Propositional Logic Symposia - [7] – Proof Structures and Inferences

[VideCorSpoon]

So we have gone through complex truth tables and how to operate them, which is a very important logical subsystem. But it is important to keep in mind that though truth tables can show if an argument is valid or not, it still possesses a major flaw. The flaw is basically this… In order to do the truth table, you have to write out all the truth probabilities? We were fine with one and two variables, because that was only two and four lines long. But what if you had to solve an argument with six variables? ( 64 lines in them!!) That would be ridiculous.

So in order to make it simpler, we have systematized natural deductive logic.

All that is entailed in this particular method of logic is that we deduce the conclusion from the set premises through inference and replacement rules which parallel natural deductive techniques we use in our everyday lives… that’s it.

Truth Functional Logic Proof Structuring

Before we go any further, it might be best to discuss how to go about proof structuring. THIS IS ESSENTIAL TO KNOW IF YOU WISH TO DO PROPOSITIONAL LOGIC PROOFS!!! It is not difficult to do at all. Your past experiences with truth tables will help you somewhat, but this is a little bit different form that which we previously have done.

This is an example of what a full completed and valid Proof looks like…



This example of a logical proof looks complex at first, but it really isn’t once you understand what each section of the proof is for and they all fit together.

This is a simplified version of a proof…



And this is the simplified version of a proof imposed upon the example proof…



Basic Structure of a Proof
The Basic structure of a proof is essentially a giant “plus.” So when you first draw out a proof, you can just simply draw a big “plus” to start with. It is ESSENTIAL to keep to this format as it separates the four quadrants you will need to complete the proof. The sections not only denote what section they are, but also the step you would take when you begin to write a proof. We will get more in-depth into this once we start doing actual proofs, but this is just to familiarize you with the proof itself and the way to approach them.

Section 1 – Section 1 contains the number lines of the argument you are evaluating in your proof. The numbers of the number lines continue into the 3rd section, but just remember the this section is specifically for the initial lines of your argument.

Section 2 – Section 2 contains the argument itself in logical form. Each premise has its own line. But remember that the Conclusion does not have its own line!!! The conclusion does not have its own line because what we are attempting to do with the proof is prove that the arguments can be worked in such a way that they end with the conclusion. The reason we include the conclusion at the end [separated by the / (slash)] is so that we are reminded of what the conclusion actually is.

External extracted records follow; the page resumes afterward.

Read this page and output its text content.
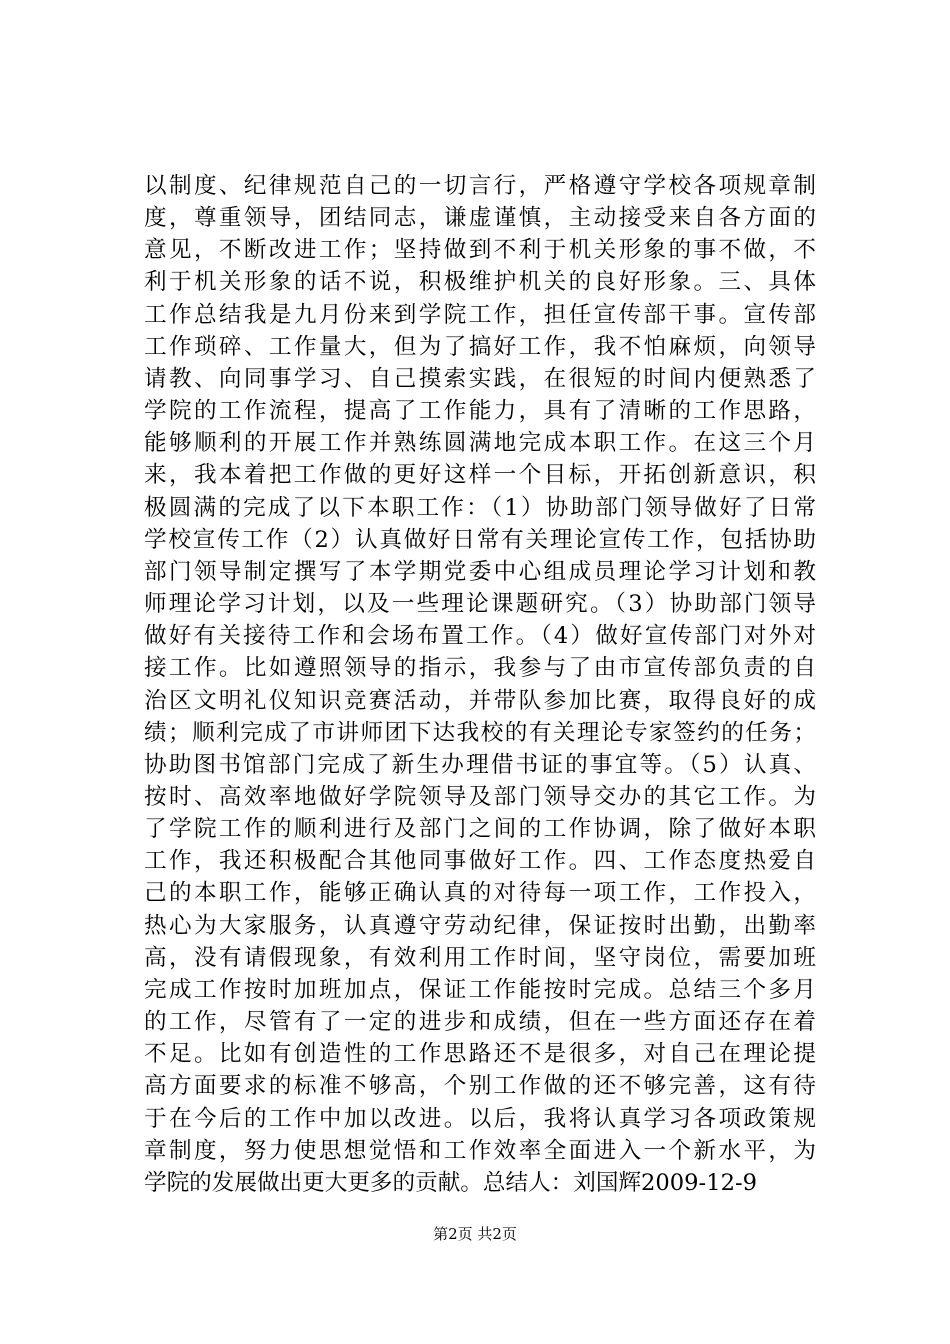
以制度、纪律规范自己的一切言行，严格遵守学校各项规章制
度，尊重领导，团结同志，谦虚谨慎，主动接受来自各方面的
意见，不断改进工作；坚持做到不利于机关形象的事不做，不
利于机关形象的话不说，积极维护机关的良好形象。三、具体
工作总结我是九月份来到学院工作，担任宣传部干事。宣传部
工作琐碎、工作量大，但为了搞好工作，我不怕麻烦，向领导
请教、向同事学习、自己摸索实践，在很短的时间内便熟悉了
学院的工作流程，提高了工作能力，具有了清晰的工作思路，
能够顺利的开展工作并熟练圆满地完成本职工作。在这三个月
来，我本着把工作做的更好这样一个目标，开拓创新意识，积
极圆满的完成了以下本职工作：（1）协助部门领导做好了日常
学校宣传工作（2）认真做好日常有关理论宣传工作，包括协助
部门领导制定撰写了本学期党委中心组成员理论学习计划和教
师理论学习计划，以及一些理论课题研究。（3）协助部门领导
做好有关接待工作和会场布置工作。（4）做好宣传部门对外对
接工作。比如遵照领导的指示，我参与了由市宣传部负责的自
治区文明礼仪知识竞赛活动，并带队参加比赛，取得良好的成
绩；顺利完成了市讲师团下达我校的有关理论专家签约的任务；
协助图书馆部门完成了新生办理借书证的事宜等。（5）认真、
按时、高效率地做好学院领导及部门领导交办的其它工作。为
了学院工作的顺利进行及部门之间的工作协调，除了做好本职
工作，我还积极配合其他同事做好工作。四、工作态度热爱自
己的本职工作，能够正确认真的对待每一项工作，工作投入，
热心为大家服务，认真遵守劳动纪律，保证按时出勤，出勤率
高，没有请假现象，有效利用工作时间，坚守岗位，需要加班
完成工作按时加班加点，保证工作能按时完成。总结三个多月
的工作，尽管有了一定的进步和成绩，但在一些方面还存在着
不足。比如有创造性的工作思路还不是很多，对自己在理论提
高方面要求的标准不够高，个别工作做的还不够完善，这有待
于在今后的工作中加以改进。以后，我将认真学习各项政策规
章制度，努力使思想觉悟和工作效率全面进入一个新水平，为
学院的发展做出更大更多的贡献。总结人：刘国辉2009-12-9
第2页 共2页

Section 3 – Section 3 is a continuation of section 1. So if section 1 had lines 1,2,3 section 3 would continue with 4,5,6,etc… Section 3 number lines continue for as long as it is need to derive inference rules to get your conclusion.

Section 4 – This is the heart of your proof. This section contains everything you will need to develop your deductive argument to prove the conclusion you have been given. This section has two parts. One part is the derivations from previous lines. The other part is the citations of the inference rules and from what lines you derived the derivation from.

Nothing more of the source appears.